ウイルス性胃腸炎(嘔吐下痢症)


冬になると、毎年、乳幼児を中心にウイルスによる急性胃腸炎が流行します。
特にロタウイルスによる白色下痢便が特徴の「乳児嘔吐下痢症」が代表です。
また別名「嘔吐下痢症」「吐き下し」とも呼ばれ、急に吐き出したり、
水のような下痢になったりします。
この病気には特効薬がなく病気初期の対応が大切で、特に家庭での対応で
症状が長引いてしますこともあります。
そのためにもこの病気を正しく理解することが大切です。


原 因
冬にはやる胃腸炎はほとんどウイルス性です。胃腸炎を起こすウイルスはたくさんありますが、
小さいお子さんではロタウイルス、アデノウイルスによる胃腸炎が目立ちます。
他に小型球形ウイルス、アストロウイルスなどがあります。
この病気は2歳以下の小さいお子さんがよくかかり、通常11月から3月にかけて流行します。
便からの経口感染が主です。また潜伏期間は2〜3日です。
症 状
突然の嘔吐で発症します。2〜10数回嘔吐し、同時か少し後から下痢が始まります。
いつもより酸っぱい(ヨーグルトの腐ったような)臭いの白っぽい便、ひどい時には米のとぎ汁のような
こともあります。熱がでることもあります。
下痢の期間は嘔吐よりも長く続き、一週間くらいかかることもあります。

嘔吐下痢症の時問題なのは脱水症です。

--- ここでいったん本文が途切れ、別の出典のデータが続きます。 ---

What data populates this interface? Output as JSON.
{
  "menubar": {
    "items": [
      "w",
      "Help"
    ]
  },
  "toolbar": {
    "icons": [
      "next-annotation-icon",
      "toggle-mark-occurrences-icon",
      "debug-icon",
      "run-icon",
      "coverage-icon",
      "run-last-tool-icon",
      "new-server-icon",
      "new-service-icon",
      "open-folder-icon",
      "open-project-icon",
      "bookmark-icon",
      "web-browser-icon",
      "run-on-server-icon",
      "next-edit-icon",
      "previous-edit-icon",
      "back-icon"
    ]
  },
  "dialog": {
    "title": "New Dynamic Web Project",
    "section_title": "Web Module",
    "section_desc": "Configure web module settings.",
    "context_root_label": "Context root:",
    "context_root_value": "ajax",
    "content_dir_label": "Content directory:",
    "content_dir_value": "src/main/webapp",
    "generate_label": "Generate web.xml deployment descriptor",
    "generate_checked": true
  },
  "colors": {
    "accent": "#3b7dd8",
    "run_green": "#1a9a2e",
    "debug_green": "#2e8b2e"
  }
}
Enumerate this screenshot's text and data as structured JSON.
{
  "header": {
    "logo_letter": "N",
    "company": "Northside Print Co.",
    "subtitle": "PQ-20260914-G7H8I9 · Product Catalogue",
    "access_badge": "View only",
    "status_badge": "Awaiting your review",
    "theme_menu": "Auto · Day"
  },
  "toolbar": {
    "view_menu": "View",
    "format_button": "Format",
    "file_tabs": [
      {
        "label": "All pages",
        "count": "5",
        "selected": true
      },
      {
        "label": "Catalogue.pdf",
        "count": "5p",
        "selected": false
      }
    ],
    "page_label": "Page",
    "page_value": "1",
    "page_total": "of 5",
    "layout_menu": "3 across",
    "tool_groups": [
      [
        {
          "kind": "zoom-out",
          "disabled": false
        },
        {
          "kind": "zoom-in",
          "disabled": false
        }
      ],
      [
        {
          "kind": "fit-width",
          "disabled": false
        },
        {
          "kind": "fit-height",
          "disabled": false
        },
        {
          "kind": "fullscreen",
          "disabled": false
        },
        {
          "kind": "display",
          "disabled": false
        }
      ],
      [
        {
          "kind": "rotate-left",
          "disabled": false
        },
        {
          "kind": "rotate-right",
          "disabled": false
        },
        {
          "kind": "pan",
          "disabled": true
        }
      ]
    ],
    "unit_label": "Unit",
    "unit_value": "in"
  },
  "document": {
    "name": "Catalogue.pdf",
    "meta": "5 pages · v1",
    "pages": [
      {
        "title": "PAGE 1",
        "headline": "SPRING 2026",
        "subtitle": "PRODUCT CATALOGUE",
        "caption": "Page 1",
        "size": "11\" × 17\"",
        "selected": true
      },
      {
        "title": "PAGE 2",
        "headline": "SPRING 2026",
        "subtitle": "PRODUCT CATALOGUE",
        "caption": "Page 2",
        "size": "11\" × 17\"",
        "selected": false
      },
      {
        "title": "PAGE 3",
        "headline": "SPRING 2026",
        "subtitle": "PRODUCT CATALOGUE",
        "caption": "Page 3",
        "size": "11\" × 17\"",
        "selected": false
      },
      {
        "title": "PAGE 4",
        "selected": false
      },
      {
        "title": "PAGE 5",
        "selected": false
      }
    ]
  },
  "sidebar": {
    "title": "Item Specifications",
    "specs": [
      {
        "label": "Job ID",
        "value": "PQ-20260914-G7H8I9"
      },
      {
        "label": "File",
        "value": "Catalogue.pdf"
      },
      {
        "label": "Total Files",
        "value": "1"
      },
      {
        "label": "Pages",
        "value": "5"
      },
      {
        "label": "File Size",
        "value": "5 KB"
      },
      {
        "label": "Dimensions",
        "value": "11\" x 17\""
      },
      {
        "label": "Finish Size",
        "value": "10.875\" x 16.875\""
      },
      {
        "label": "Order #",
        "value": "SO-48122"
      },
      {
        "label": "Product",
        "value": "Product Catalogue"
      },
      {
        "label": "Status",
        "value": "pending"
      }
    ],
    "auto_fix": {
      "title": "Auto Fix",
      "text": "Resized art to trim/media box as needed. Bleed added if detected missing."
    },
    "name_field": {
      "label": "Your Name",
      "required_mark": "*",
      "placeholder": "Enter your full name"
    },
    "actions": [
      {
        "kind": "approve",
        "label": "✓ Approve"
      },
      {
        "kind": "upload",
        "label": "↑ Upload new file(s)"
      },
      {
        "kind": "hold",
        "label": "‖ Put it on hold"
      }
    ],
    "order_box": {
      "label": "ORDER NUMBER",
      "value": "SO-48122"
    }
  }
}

嘔吐や下痢で体内の水分とともに消化液を失うと、
塩分など(電解質)の体液が失われるからです。
嘔吐下痢症の時は脱水にならないようにすることが重要です。
診 断
冬に白い下痢便がみられれば、診断は容易です。
ロタウイルスによる場合は便の検査で確実に診断することができます。
治 療
ウイルスの病気ですから、特効薬はありません。
吐き気や下痢の症状に合わせて薬を使いますが、お薬より家庭での食事療法が大切です。
吐き続けて水分がとれず、脱水が強い時は水分、電解質、糖質を点滴したり、
乳児では入院が必要になることもあります。

嘔吐下痢症の治療のポイントはズバリ脱水を防ぐことです。

下痢止め、吐き気止めの使い方
吐く、下痢は体に不利益なもの(この場合はウイルス)を体外に早く出そうという目的があります。
ですから無理に吐く、下痢という症状を薬を使って止めないほうがよいと考えています。
実際下痢止めを使っても、下痢が治る期間は変わらないとの報告もあります。
そこで当院では下痢の時、お腹の環境を整えるという意味で整腸剤中心の処方になっています。
嘔吐の時もある程度吐いてしまうとおさまります。
ただし吐き気が強くてどうしても水分がとれない、下痢便が大量で
脱水症になりそうな時は緊急避難的目的で吐き気止めを使うことはあります。

合併症
嘔吐、下痢がひどく水分摂取が喪失量に追いつかないと脱水になります。
またロタウイルスによる嘔吐下痢症の場合はけいれんをおこすことがあります。
家 庭 で 気 を つ け る こ と
★吐いた後は、しばらく安静にして、何も口に入れずにしばらくお腹を休めてください。
★吐き気が落ち着いたら、水分を少しずつ飲ませて上げましょう。
★吐き気がなくなったら少しずつ消化の良いものを食べさせてあげて下さい。
 その時牛乳・ミルクなどの乳製品は食べるのはやめましょう。
 →「小児科の部屋:病気の時、家庭での対処:下痢の時」を参考してください。

★お風呂は、熱などなく水分もしっかり摂取できていて、ぐったりしていなければ、
 さっと入るのは構いません。
 ただお尻がかぶれやすいので、お風呂に入れなくてもおしりだけは清潔にしてあげてください。
★便を扱った手から感染します。便やオムツを扱った後はお子さんもお母さんもしっかり手を洗いましょう。
注 意 が 必 要 な 時
★吐き気がいっこうにおさまらない時
★元気がなく、顔色が悪い時
★くちびるが乾いて、オシッコがあまり出ないとき
    などの時は早目に受診してください。